At that time, it seemed like there was more merit in practicing a complicated version of something, and not being able to perform it ‘just yet’, than there was in performing for others a simplified version well. I would secretly play the simplified version to myself when I was alone, just to reassure myself that at least I was able to do that, when the complicated version was proving too difficult for me.
I was not able to accept my limitations as a piano player at that time. My young ego was too fragile to consider the notion that I could actually not be good at something I was working so hard on. I kept thinking that if only I trained harder, or was smarter about it, or figured out the right way to learn the piece, or if I punished myself enough (and there are lots of ways that musicians can invent to punish themselves) that it would be the key to pushing myself through from mediocrity to excellence. As if my mind was the teacher with the bamboo rod, and my body the disobedient child who just wouldn’t do it right. If I could have recorded the things I would say to myself out loud while I was practicing, it would have sounded like someone with a split personality on tape. Abusing, abusing, abusing.
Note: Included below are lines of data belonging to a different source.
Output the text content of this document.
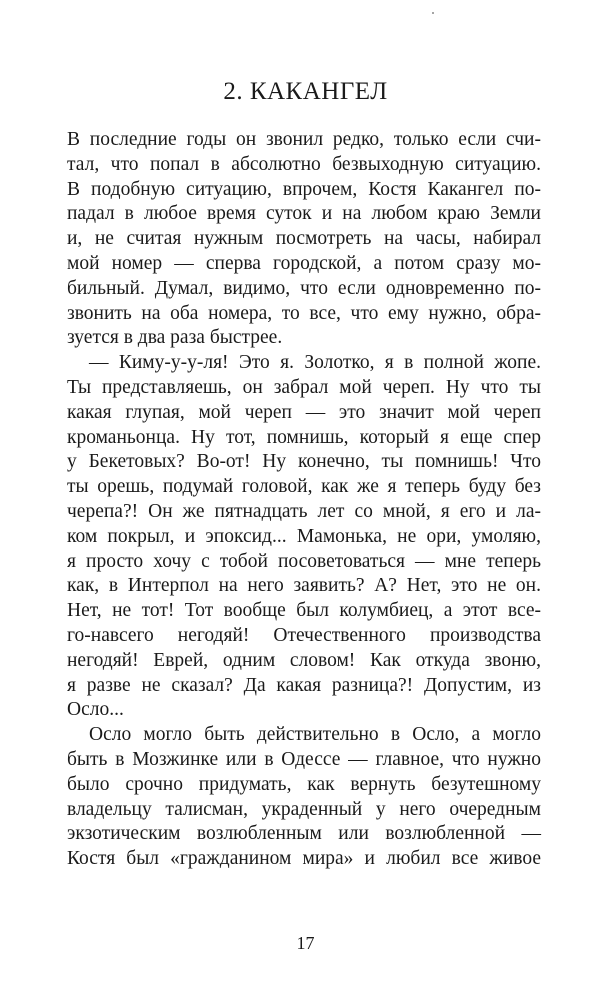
2. КАКАНГЕЛ
В последние годы он звонил редко, только если счи-
тал, что попал в абсолютно безвыходную ситуацию.
В подобную ситуацию, впрочем, Костя Какангел по-
падал в любое время суток и на любом краю Земли
и, не считая нужным посмотреть на часы, набирал
мой номер — сперва городской, а потом сразу мо-
бильный. Думал, видимо, что если одновременно по-
звонить на оба номера, то все, что ему нужно, обра-
зуется в два раза быстрее.
— Киму-у-у-ля! Это я. Золотко, я в полной жопе.
Ты представляешь, он забрал мой череп. Ну что ты
какая глупая, мой череп — это значит мой череп
кроманьонца. Ну тот, помнишь, который я еще спер
у Бекетовых? Во-от! Ну конечно, ты помнишь! Что
ты орешь, подумай головой, как же я теперь буду без
черепа?! Он же пятнадцать лет со мной, я его и ла-
ком покрыл, и эпоксид... Мамонька, не ори, умоляю,
я просто хочу с тобой посоветоваться — мне теперь
как, в Интерпол на него заявить? А? Нет, это не он.
Нет, не тот! Тот вообще был колумбиец, а этот все-
го-навсего негодяй! Отечественного производства
негодяй! Еврей, одним словом! Как откуда звоню,
я разве не сказал? Да какая разница?! Допустим, из
Осло...
Осло могло быть действительно в Осло, а могло
быть в Мозжинке или в Одессе — главное, что нужно
было срочно придумать, как вернуть безутешному
владельцу талисман, украденный у него очередным
экзотическим возлюбленным или возлюбленной —
Костя был «гражданином мира» и любил все живое
17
I hated myself for not being able to do what I thought I should have been. I verbally beat myself every time something didn’t go right, somehow believing this was the only way to motivate myself to do better. Being compassionate to myself seemed like the flabby way out. Seemed like it would just make me weak, or give me excuses to not be better. I didn’t understand then that compassion does not give you excuses for not doing well, but allows you to be yourself while still pursuing excellence. Compassion does not say ‘Oh well, this is not for everyone, why don’t you just give up. At least you’re good at math.’ Rather, it says ‘You’re trying very hard. These things take time, and sometimes you have to try for a long time, and many different ways to get there. Keep trying, and know that you are bound to improve. Relax.’
Trying to keep up appearances that of being a better player than I actually was in that moment prevented me from enjoying what I wasable to do, and prevented me from sharing that with others. The mirage of something better, more impressive, more crowd-pleasing always crowded out the possibility that the simplified version could actually be good on its own. It never occurred to me that people could actually just enjoy music no matter how simple it was.
It was better then at that time, to have my skill as a pianist unverified, unexperienced by others, remaining a mystery, than to display that maybe I was not as good as they might have imagined.
Image was everything then. And not surprising, coming from an Asian community where children were pitted against each other in competitions to bring pride to their families. Whenever I would perform, it would only be a piece that was technically difficult, but not something that had soul. I didn’t know what soul was back then. I thought skill lay in how machine-like you could train your fingers to be. Expressiveness was foreign to me. Too threatening. Why would I let anyone glimpse into me to see what I was feeling inside? What if they laughed at what they saw? What if they destroyed what I had inside?
*
More than fifteen years later, I find myself at a farm in a hamlet in Baden-Württemberg, with an old, surprisingly in-tune piano. Now the simplified version is certainly all that I can play, for the technique I had beaten so ferociously into myself when I was young had over the years all but fallen away. All that was left was the soul of the piece. And me.